Quando pensamos em uma máquina do tempo logo nos vem à mente a possibilidade de consertar erros do passado ou de fazermos escolhas diferentes. A grande questão (que já foi mencionada nos outros posts sobre o assunto) é sobre a possibilidade, ou não, de alterar o passado.
Mas podemos pensar em outra possibilidade, em que os paradoxos não precisam acontecer: uma viagem ao passado sem interferência, apenas de observação.
Existem momentos vividos por mim que eu gostaria de reviver, ou de pelo menos passar novamente pela experiência. Nossa memória é impressionante, mas não é perfeita, não consegue reter a experiência com exatidão (nem poderia, esquecer é algo essencial), além disso, podemos ter recordações que não são reais, que foram distorcidas ou confundidas por sonhos ou relatos de outras pessoas.
Mesmo que a lembrança pudesse estar intacta, ainda assim gostaria de vivenciá-las novamente, só recordar não basta.

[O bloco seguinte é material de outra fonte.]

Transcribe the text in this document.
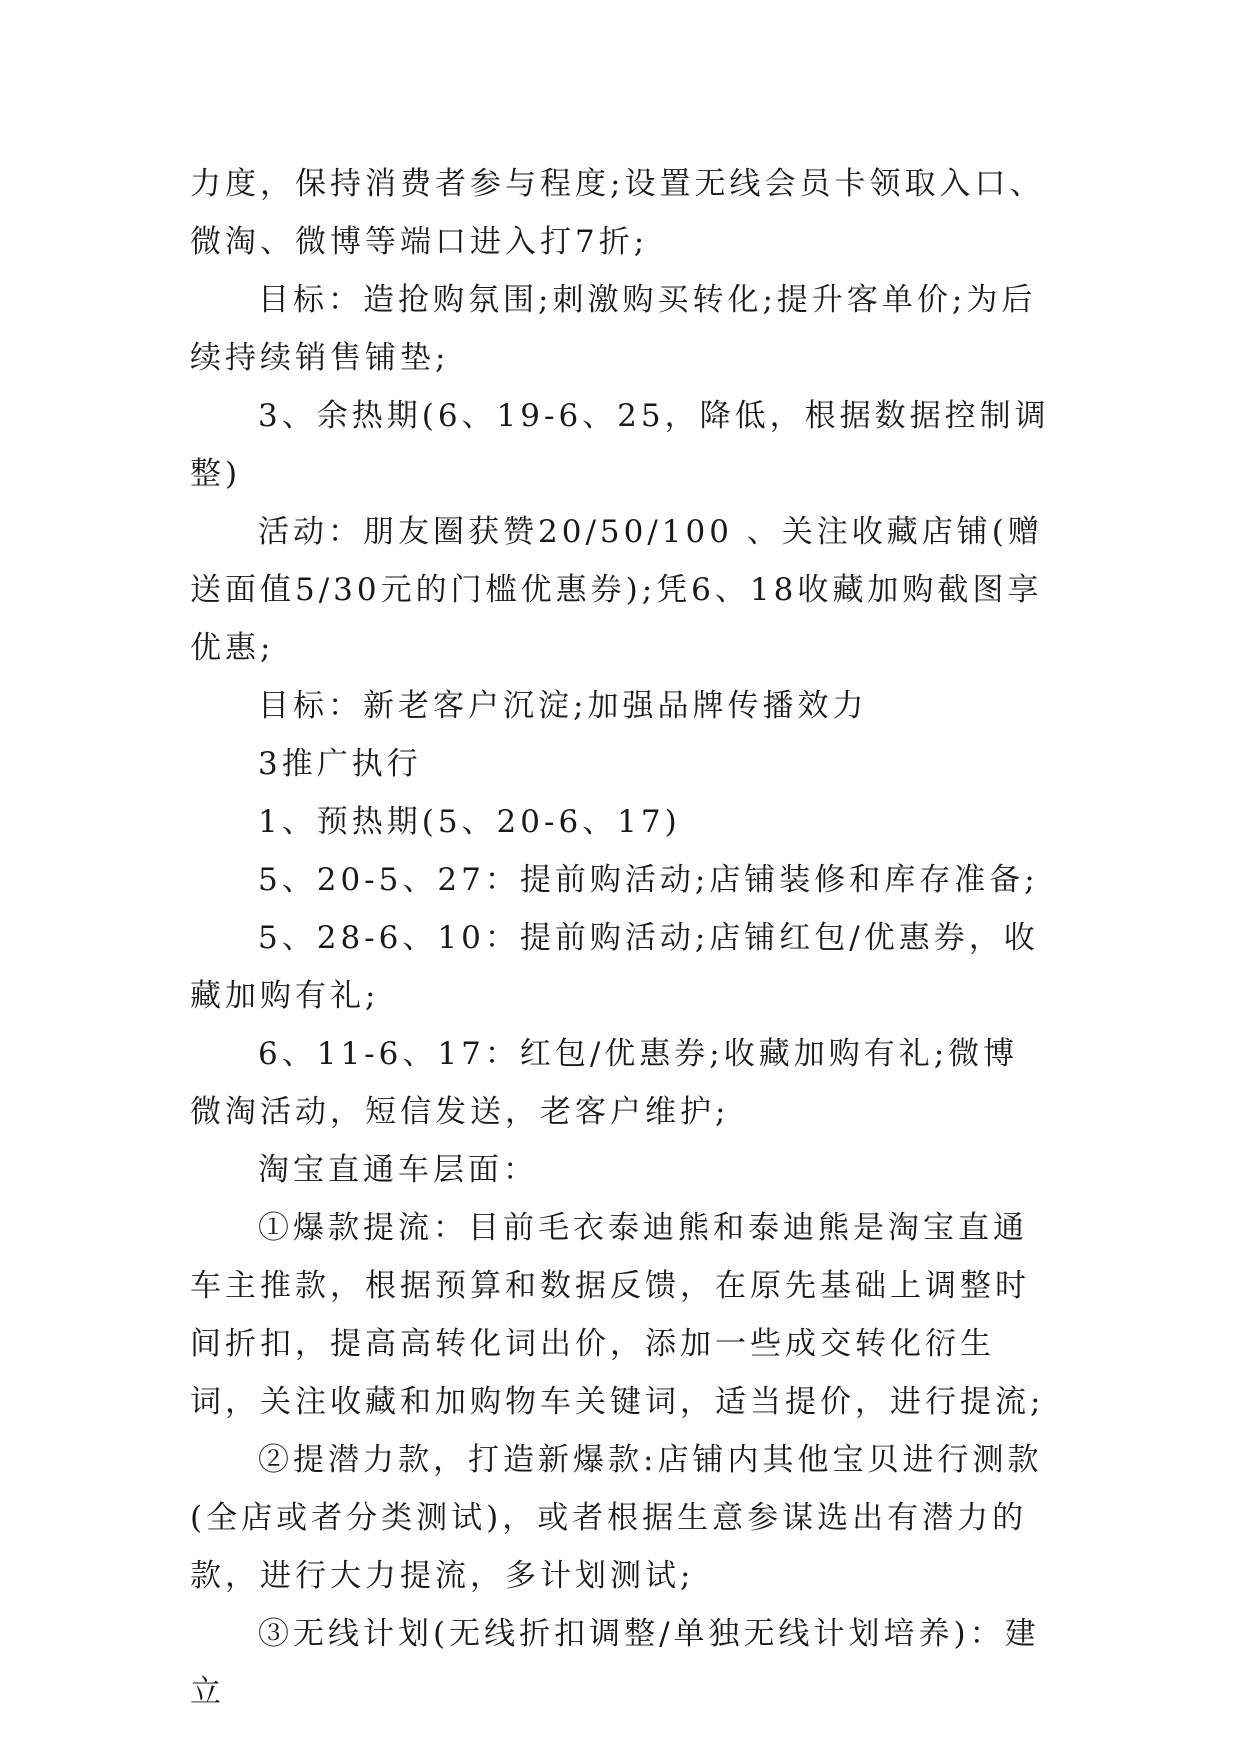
力度，保持消费者参与程度;设置无线会员卡领取入口、微淘、微博等端口进入打7折;

目标：造抢购氛围;刺激购买转化;提升客单价;为后续持续销售铺垫;

3、余热期(6、19-6、25，降低，根据数据控制调整)

活动：朋友圈获赞20/50/100 、关注收藏店铺(赠送面值5/30元的门槛优惠券);凭6、18收藏加购截图享优惠;

目标：新老客户沉淀;加强品牌传播效力

3推广执行

1、预热期(5、20-6、17)

5、20-5、27：提前购活动;店铺装修和库存准备;

5、28-6、10：提前购活动;店铺红包/优惠券，收藏加购有礼;

6、11-6、17：红包/优惠券;收藏加购有礼;微博微淘活动，短信发送，老客户维护;

淘宝直通车层面：

①爆款提流：目前毛衣泰迪熊和泰迪熊是淘宝直通车主推款，根据预算和数据反馈，在原先基础上调整时间折扣，提高高转化词出价，添加一些成交转化衍生词，关注收藏和加购物车关键词，适当提价，进行提流;

②提潜力款，打造新爆款:店铺内其他宝贝进行测款(全店或者分类测试)，或者根据生意参谋选出有潜力的款，进行大力提流，多计划测试;

③无线计划(无线折扣调整/单独无线计划培养)：建立
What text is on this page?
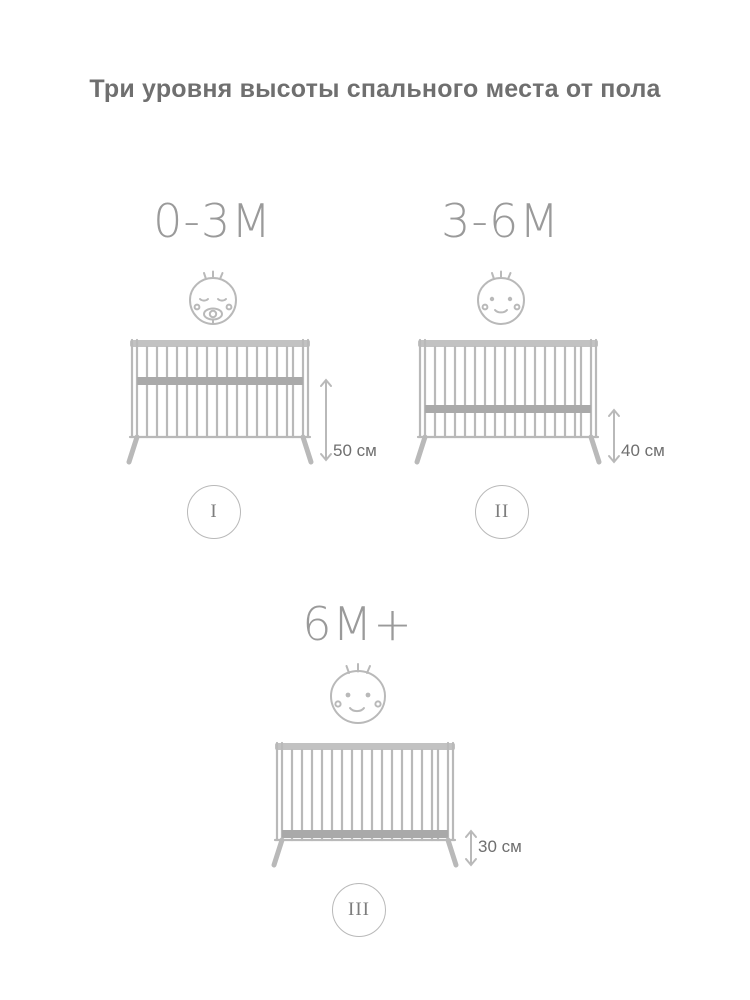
Три уровня высоты спального места от пола
0-3М
50 см
I
3-6М
40 см
II
6М+
30 см
III
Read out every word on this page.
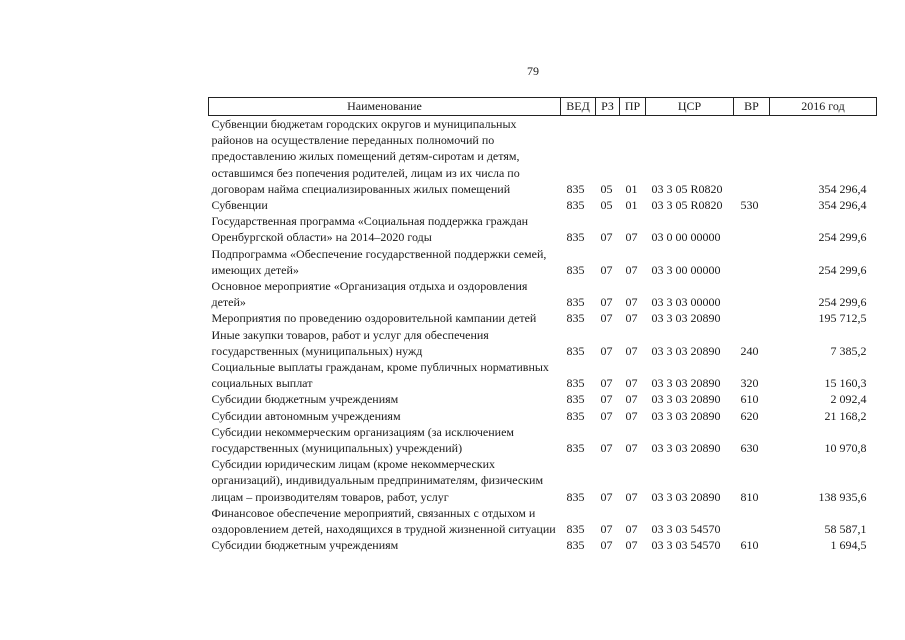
79
Наименование	ВЕД	РЗ	ПР	ЦСР	ВР	2016 год
Субвенции бюджетам городских округов и муниципальных районов на осуществление переданных полномочий по предоставлению жилых помещений детям-сиротам и детям, оставшимся без попечения родителей, лицам из их числа по договорам найма специализированных жилых помещений	835	05	01	03 3 05 R0820		354 296,4
Субвенции	835	05	01	03 3 05 R0820	530	354 296,4
Государственная программа «Социальная поддержка граждан Оренбургской области» на 2014–2020 годы	835	07	07	03 0 00 00000		254 299,6
Подпрограмма «Обеспечение государственной поддержки семей, имеющих детей»	835	07	07	03 3 00 00000		254 299,6
Основное мероприятие «Организация отдыха и оздоровления детей»	835	07	07	03 3 03 00000		254 299,6
Мероприятия по проведению оздоровительной кампании детей	835	07	07	03 3 03 20890		195 712,5
Иные закупки товаров, работ и услуг для обеспечения государственных (муниципальных) нужд	835	07	07	03 3 03 20890	240	7 385,2
Социальные выплаты гражданам, кроме публичных нормативных социальных выплат	835	07	07	03 3 03 20890	320	15 160,3
Субсидии бюджетным учреждениям	835	07	07	03 3 03 20890	610	2 092,4
Субсидии автономным учреждениям	835	07	07	03 3 03 20890	620	21 168,2
Субсидии некоммерческим организациям (за исключением государственных (муниципальных) учреждений)	835	07	07	03 3 03 20890	630	10 970,8
Субсидии юридическим лицам (кроме некоммерческих организаций), индивидуальным предпринимателям, физическим лицам – производителям товаров, работ, услуг	835	07	07	03 3 03 20890	810	138 935,6
Финансовое обеспечение мероприятий, связанных с отдыхом и оздоровлением детей, находящихся в трудной жизненной ситуации	835	07	07	03 3 03 54570		58 587,1
Субсидии бюджетным учреждениям	835	07	07	03 3 03 54570	610	1 694,5
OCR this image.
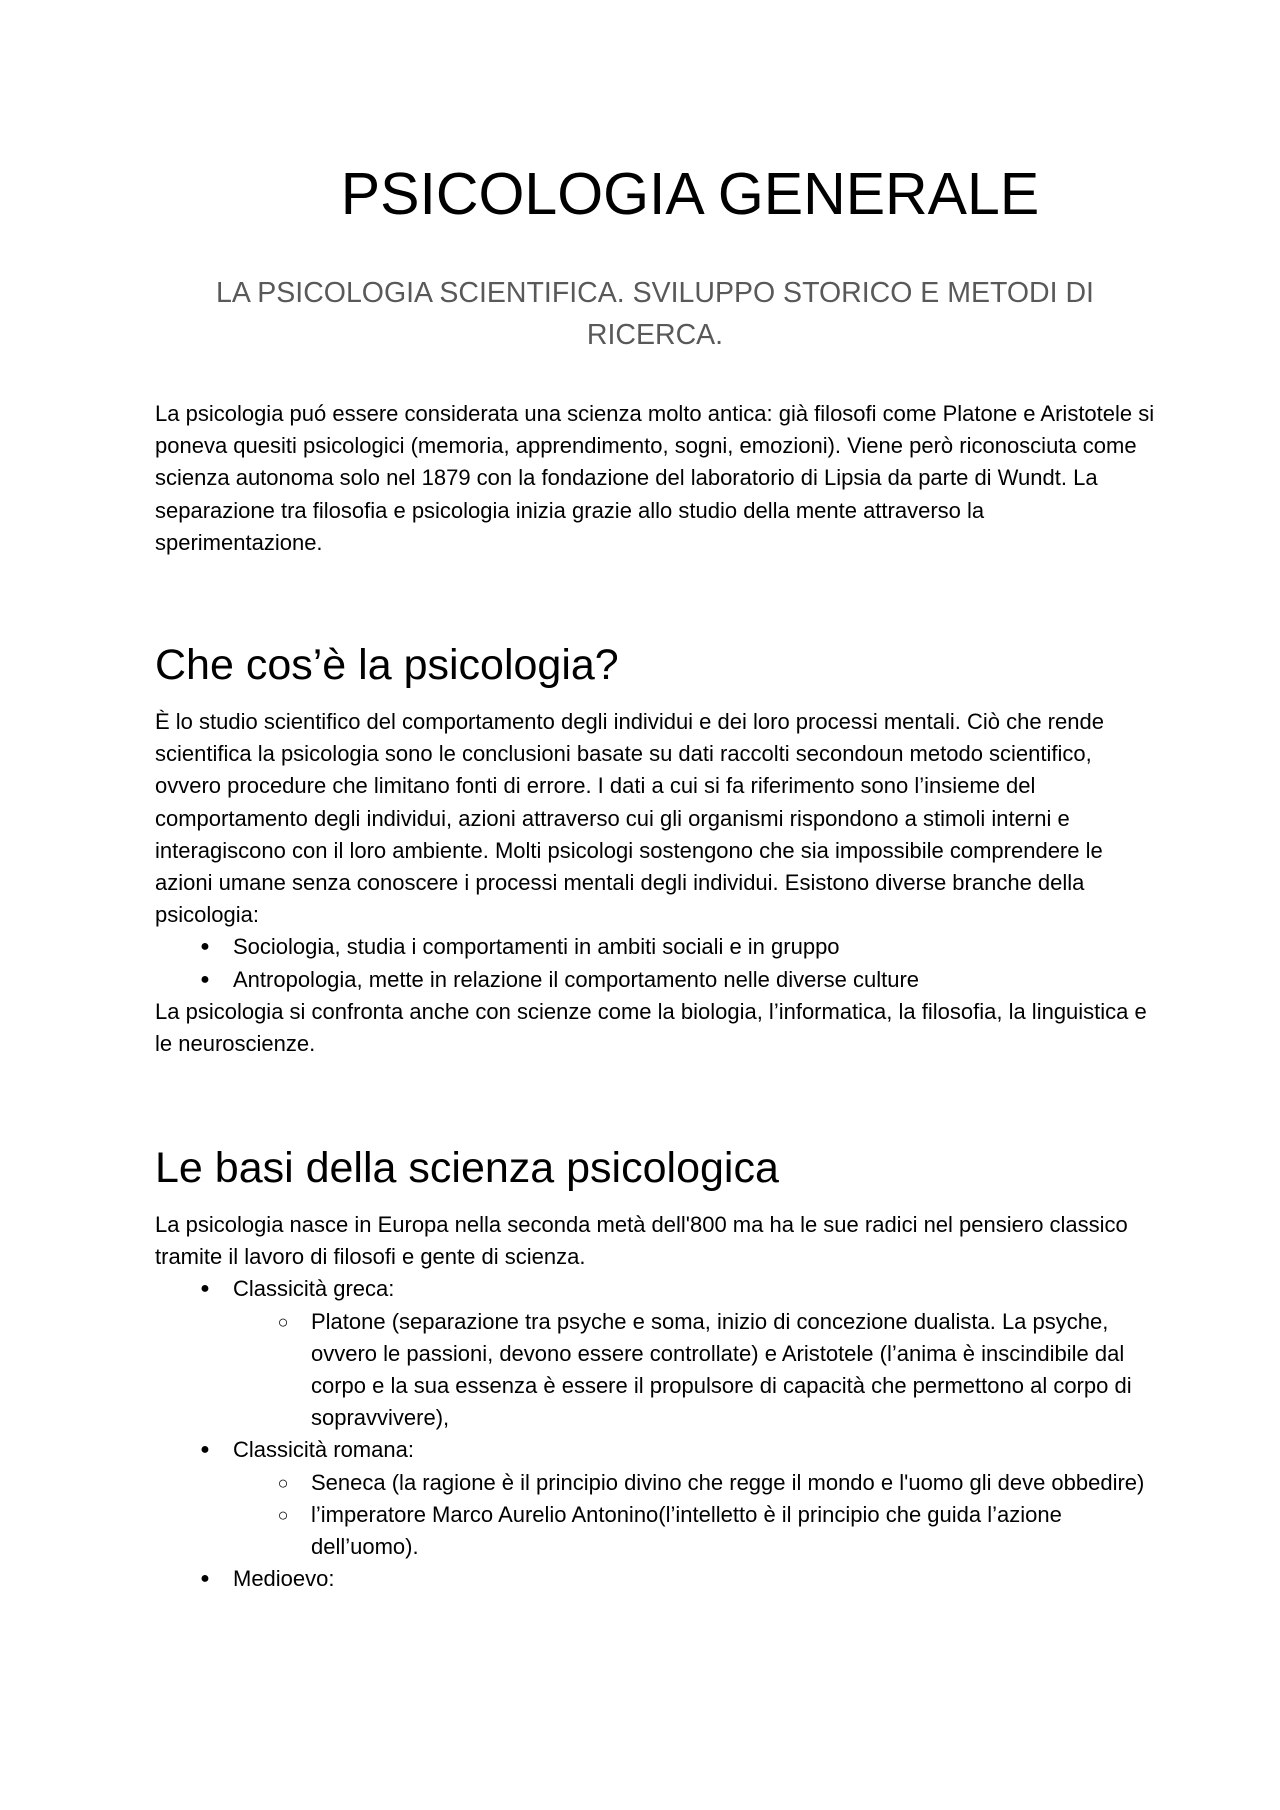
PSICOLOGIA GENERALE
LA PSICOLOGIA SCIENTIFICA. SVILUPPO STORICO E METODI DI RICERCA.

La psicologia puó essere considerata una scienza molto antica: già filosofi come Platone e Aristotele si poneva quesiti psicologici (memoria, apprendimento, sogni, emozioni). Viene però riconosciuta come scienza autonoma solo nel 1879 con la fondazione del laboratorio di Lipsia da parte di Wundt. La separazione tra filosofia e psicologia inizia grazie allo studio della mente attraverso la sperimentazione.

Che cos’è la psicologia?

È lo studio scientifico del comportamento degli individui e dei loro processi mentali. Ciò che rende scientifica la psicologia sono le conclusioni basate su dati raccolti secondoun metodo scientifico, ovvero procedure che limitano fonti di errore. I dati a cui si fa riferimento sono l’insieme del comportamento degli individui, azioni attraverso cui gli organismi rispondono a stimoli interni e interagiscono con il loro ambiente. Molti psicologi sostengono che sia impossibile comprendere le azioni umane senza conoscere i processi mentali degli individui. Esistono diverse branche della psicologia:

● Sociologia, studia i comportamenti in ambiti sociali e in gruppo
● Antropologia, mette in relazione il comportamento nelle diverse culture

La psicologia si confronta anche con scienze come la biologia, l’informatica, la filosofia, la linguistica e le neuroscienze.

Le basi della scienza psicologica

La psicologia nasce in Europa nella seconda metà dell'800 ma ha le sue radici nel pensiero classico tramite il lavoro di filosofi e gente di scienza.

● Classicità greca:
○ Platone (separazione tra psyche e soma, inizio di concezione dualista. La psyche, ovvero le passioni, devono essere controllate) e Aristotele (l’anima è inscindibile dal corpo e la sua essenza è essere il propulsore di capacità che permettono al corpo di sopravvivere),
● Classicità romana:
○ Seneca (la ragione è il principio divino che regge il mondo e l'uomo gli deve obbedire)
○ l’imperatore Marco Aurelio Antonino(l’intelletto è il principio che guida l’azione dell’uomo).
● Medioevo:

Imagine uma máquina do tempo que pudesse nos levar para um momento passado como observador, como se estivéssemos vendo um filme, mas o nosso filme, sendo visto de dentro. Reviver emoções incríveis, que lembramos com saudades, ou até mesmo aquelas que não recordamos mais, como o momento de nosso nascimento, nossos primeiros passos, o sorriso de nossos pais quando dissemos: mamãe ou papai, o primeiro beijo.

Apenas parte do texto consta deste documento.